# Probability

## Three definitions

**1. The classical interpretation of probability**: Arose from games of chance (50% chance a coin flips ‘head’). 
- Each possible distinct result is called an **outcome**. An **event** is identified as a collection of outcomes.  
- The probability of an **event** $E$ under the classical interpretation of probability is computed by taking the ratio of the number of outcomes $N_e$ favorable to event $E$ to the total number of possible outcomes $N$
 

$P(E) = \frac{N_e}{N}$

**2. Relative frequency concept of probability**: This is an empirical approach to probability. 
- If an experiment is repeated a large number of times $n$ and event $E$ occurs on $n_e$ (..%) of these trials, then the probability of event $E$ is approximately:

$P(E) \cong \frac{n_e}{n}$

**3. Personal or subjective probability**: used for a one-shot statement. (there are no repetitions of an experiment possible). 
- Problem: they vary from person to person and can not be checked / verified. 

In [1]:
#right let's try to get a sample here. 
#create a table with 500 random number-pairs where even digits will be designated as H and odd as T
#because there are 5 single digit even and five single digit odd numbers, the probability of obtaining an even number is 50%. 
#This set of 500 pairs therefore also represents 500 tosses of two fair coins. 

import random
import pandas as pd
import numpy as np

y = [1,2,3,4,5,6,7,8,9]
x1 = np.random.choice(y, size=500, replace=True)
x2 = np.random.choice(y, size=500, replace=True)
x = np.c_[x1,x2]

In [2]:
# right, now let's make a dataframe from this array:

df= pd.DataFrame.from_records(x)
df.columns = ['first coin', 'second coin']
df.head()

Unnamed: 0,first coin,second coin
0,9,6
1,4,3
2,6,3
3,5,5
4,8,6


In [3]:
df.info()

<class 'pandas.core.frame.DataFrame'>
RangeIndex: 500 entries, 0 to 499
Data columns (total 2 columns):
first coin     500 non-null int64
second coin    500 non-null int64
dtypes: int64(2)
memory usage: 7.9 KB


In [4]:
#Okay, now that the dataframe is set, let's make a function that determines how many numbers are 'odd' = 'T' or 'even' = 'H'
#also immediately let's make a summary table in which you can see how many events are TT, TH, HT or HH.

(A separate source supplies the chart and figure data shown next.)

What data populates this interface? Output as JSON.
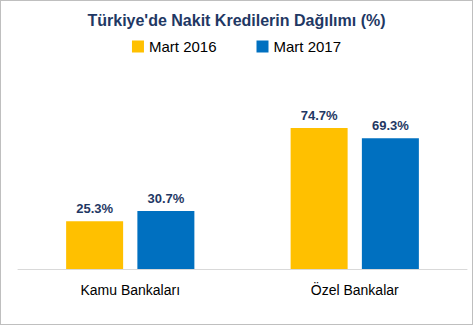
{
  "chart_data": {
    "type": "bar",
    "title": "Türkiye'de Nakit Kredilerin Dağılımı (%)",
    "categories": [
      "Kamu Bankaları",
      "Özel Bankalar"
    ],
    "series": [
      {
        "name": "Mart 2016",
        "color": "#ffc000",
        "values": [
          25.3,
          74.7
        ],
        "value_labels": [
          "25.3%",
          "74.7%"
        ]
      },
      {
        "name": "Mart 2017",
        "color": "#0070c0",
        "values": [
          30.7,
          69.3
        ],
        "value_labels": [
          "30.7%",
          "69.3%"
        ]
      }
    ],
    "legend": "top",
    "data_labels": true,
    "tick_labels": "x",
    "grid": false
  }
}
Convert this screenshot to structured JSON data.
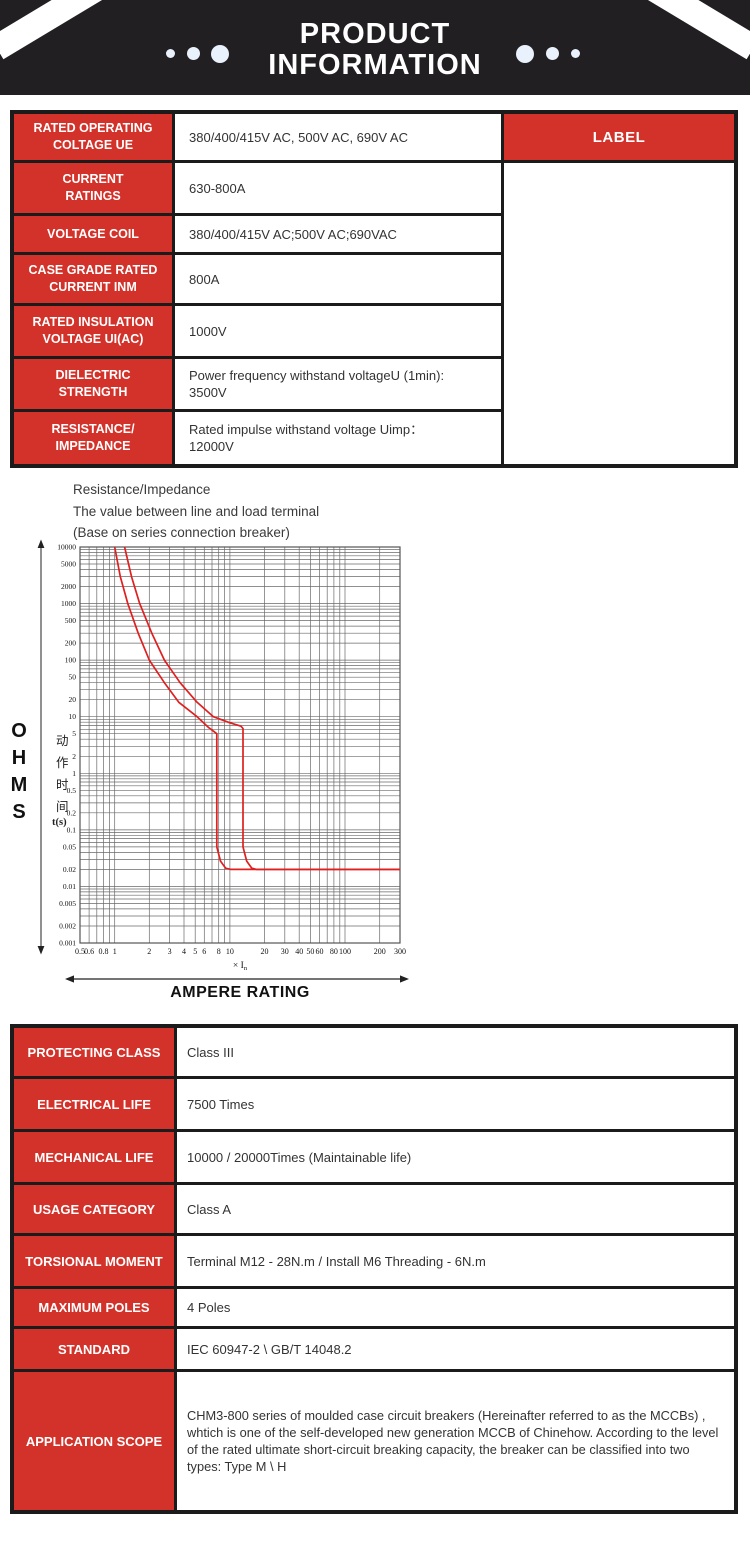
{
  "header": {
    "title_line1": "PRODUCT",
    "title_line2": "INFORMATION"
  },
  "colors": {
    "accent_red": "#d3322a",
    "banner_black": "#211f21",
    "curve_red": "#e01f1f",
    "grid_gray": "#6a6a6a"
  },
  "spec_table": {
    "label_header": "LABEL",
    "rows": [
      {
        "label": "RATED OPERATING\nCOLTAGE UE",
        "value": "380/400/415V AC, 500V AC, 690V AC"
      },
      {
        "label": "CURRENT\nRATINGS",
        "value": "630-800A"
      },
      {
        "label": "VOLTAGE COIL",
        "value": "380/400/415V AC;500V AC;690VAC"
      },
      {
        "label": "CASE GRADE RATED\nCURRENT INM",
        "value": "800A"
      },
      {
        "label": "RATED INSULATION\nVOLTAGE UI(AC)",
        "value": "1000V"
      },
      {
        "label": "DIELECTRIC\nSTRENGTH",
        "value": "Power frequency withstand voltageU (1min):\n3500V"
      },
      {
        "label": "RESISTANCE/\nIMPEDANCE",
        "value": "Rated impulse withstand voltage Uimp：\n12000V"
      }
    ]
  },
  "chart_section": {
    "intro_lines": [
      "Resistance/Impedance",
      "The value between line and load terminal",
      "(Base on series connection breaker)"
    ],
    "y_outer_label": "OHMS",
    "x_outer_label": "AMPERE RATING"
  },
  "chart_data": {
    "type": "line",
    "title": "Resistance/Impedance trip curve (Base on series connection breaker)",
    "xlabel": "× In",
    "ylabel_cn": "动作时间",
    "ylabel_unit": "t(s)",
    "x_scale": "log",
    "y_scale": "log",
    "xlim": [
      0.5,
      300
    ],
    "ylim": [
      0.001,
      10000
    ],
    "grid": true,
    "x_ticks": [
      0.5,
      0.6,
      0.8,
      1,
      2,
      3,
      4,
      5,
      6,
      8,
      10,
      20,
      30,
      40,
      50,
      60,
      80,
      100,
      200,
      300
    ],
    "y_ticks": [
      10000,
      5000,
      2000,
      1000,
      500,
      200,
      100,
      50,
      20,
      10,
      5,
      2,
      1,
      0.5,
      0.2,
      0.1,
      0.05,
      0.02,
      0.01,
      0.005,
      0.002,
      0.001
    ],
    "series": [
      {
        "name": "trip-curve-min",
        "color": "#e01f1f",
        "points": [
          [
            1.0,
            10000
          ],
          [
            1.12,
            3000
          ],
          [
            1.3,
            1000
          ],
          [
            1.6,
            300
          ],
          [
            2.0,
            100
          ],
          [
            2.7,
            40
          ],
          [
            3.6,
            18
          ],
          [
            5.2,
            10
          ],
          [
            6.5,
            6.5
          ],
          [
            7.7,
            5
          ],
          [
            7.7,
            0.05
          ],
          [
            8.3,
            0.028
          ],
          [
            9.2,
            0.021
          ],
          [
            10.2,
            0.02
          ],
          [
            300,
            0.02
          ]
        ]
      },
      {
        "name": "trip-curve-max",
        "color": "#e01f1f",
        "points": [
          [
            1.22,
            10000
          ],
          [
            1.4,
            3000
          ],
          [
            1.65,
            1000
          ],
          [
            2.1,
            300
          ],
          [
            2.7,
            100
          ],
          [
            3.7,
            40
          ],
          [
            5.2,
            18
          ],
          [
            7.2,
            10
          ],
          [
            10,
            7.8
          ],
          [
            12.5,
            6.8
          ],
          [
            13,
            6.2
          ],
          [
            13,
            0.05
          ],
          [
            14,
            0.028
          ],
          [
            15.5,
            0.021
          ],
          [
            17,
            0.02
          ],
          [
            300,
            0.02
          ]
        ]
      }
    ]
  },
  "detail_table": {
    "rows": [
      {
        "label": "PROTECTING CLASS",
        "value": "Class III"
      },
      {
        "label": "ELECTRICAL LIFE",
        "value": "7500 Times"
      },
      {
        "label": "MECHANICAL LIFE",
        "value": "10000 / 20000Times  (Maintainable life)"
      },
      {
        "label": "USAGE CATEGORY",
        "value": "Class A"
      },
      {
        "label": "TORSIONAL MOMENT",
        "value": "Terminal M12 - 28N.m / Install M6 Threading - 6N.m"
      },
      {
        "label": "MAXIMUM POLES",
        "value": "4 Poles"
      },
      {
        "label": "STANDARD",
        "value": "IEC 60947-2 \\ GB/T 14048.2"
      },
      {
        "label": "APPLICATION SCOPE",
        "value": "CHM3-800 series of moulded case circuit breakers (Hereinafter referred to as the MCCBs) , whtich is one of the self-developed new generation MCCB of Chinehow. According to the level of the rated ultimate short-circuit breaking capacity, the breaker can be classified into two types: Type M \\ H"
      }
    ]
  }
}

df['first toss'] = df['first coin']

def funct(row):
    if (row['first coin'] %2) == 0:
            val = 'H'
    else:
        val = 'T'
    return val

df['first toss'] = df.apply(funct, axis =1 )
df.head()

Unnamed: 0,first coin,second coin,first toss
0,9,6,T
1,4,3,H
2,6,3,H
3,5,5,T
4,8,6,H


In [5]:
def funct(row):
    if (row['second coin'] %2) == 0:
            val = 'H'
    else:
        val = 'T'
    return val

df['second toss'] = df.apply(funct, axis = 1)

In [6]:
df.head()

Unnamed: 0,first coin,second coin,first toss,second toss
0,9,6,T,H
1,4,3,H,T
2,6,3,H,T
3,5,5,T,T
4,8,6,H,H


In [7]:
df['out'] = df['first toss'] + df['second toss']
df

Unnamed: 0,first coin,second coin,first toss,second toss,out
0,9,6,T,H,TH
1,4,3,H,T,HT
2,6,3,H,T,HT
3,5,5,T,T,TT
4,8,6,H,H,HH
5,1,5,T,T,TT
6,8,2,H,H,HH
7,4,7,H,T,HT
8,1,1,T,T,TT
9,4,2,H,H,HH


In [8]:
#Now let's make a dataframe with the frequency per toss-type:
dfnew = pd.DataFrame(df['out'].value_counts()).reset_index()
dfnew

Unnamed: 0,index,out
0,TT,160
1,TH,128
2,HT,125
3,HH,87


In [9]:
dfnew = dfnew.rename(columns={'index':'type', 'out':'frequency' })
dfnew

Unnamed: 0,type,frequency
0,TT,160
1,TH,128
2,HT,125
3,HH,87


In [10]:
#now let's add a relative frequency column (divided by 500):
dfnew['relative frequency'] = dfnew['frequency']/500
dfnew

Unnamed: 0,type,frequency,relative frequency
0,TT,160,0.32
1,TH,128,0.256
2,HT,125,0.25
3,HH,87,0.174


## Assignment: 
compute the probability of tossing two coins 500 times and observing exactly one head using the 2nd definition of probability:
$P(E) \cong \frac{n_e}{n}$


Where $n_e$ is the total of the two frequencies of 'HT' and 'TH'. 
Let's compute this.

In [11]:
v1 = dfnew.iloc[1]['frequency']
v2 = dfnew.iloc[2]['frequency']
P = (v1 + v2) / 500 
print('The probability of tossing two coins 500 times and observing exactly one head is: '+str(P))

The probability of tossing two coins 500 times and observing exactly one head is: 0.506


## Conclusion:
The probability is close to 50%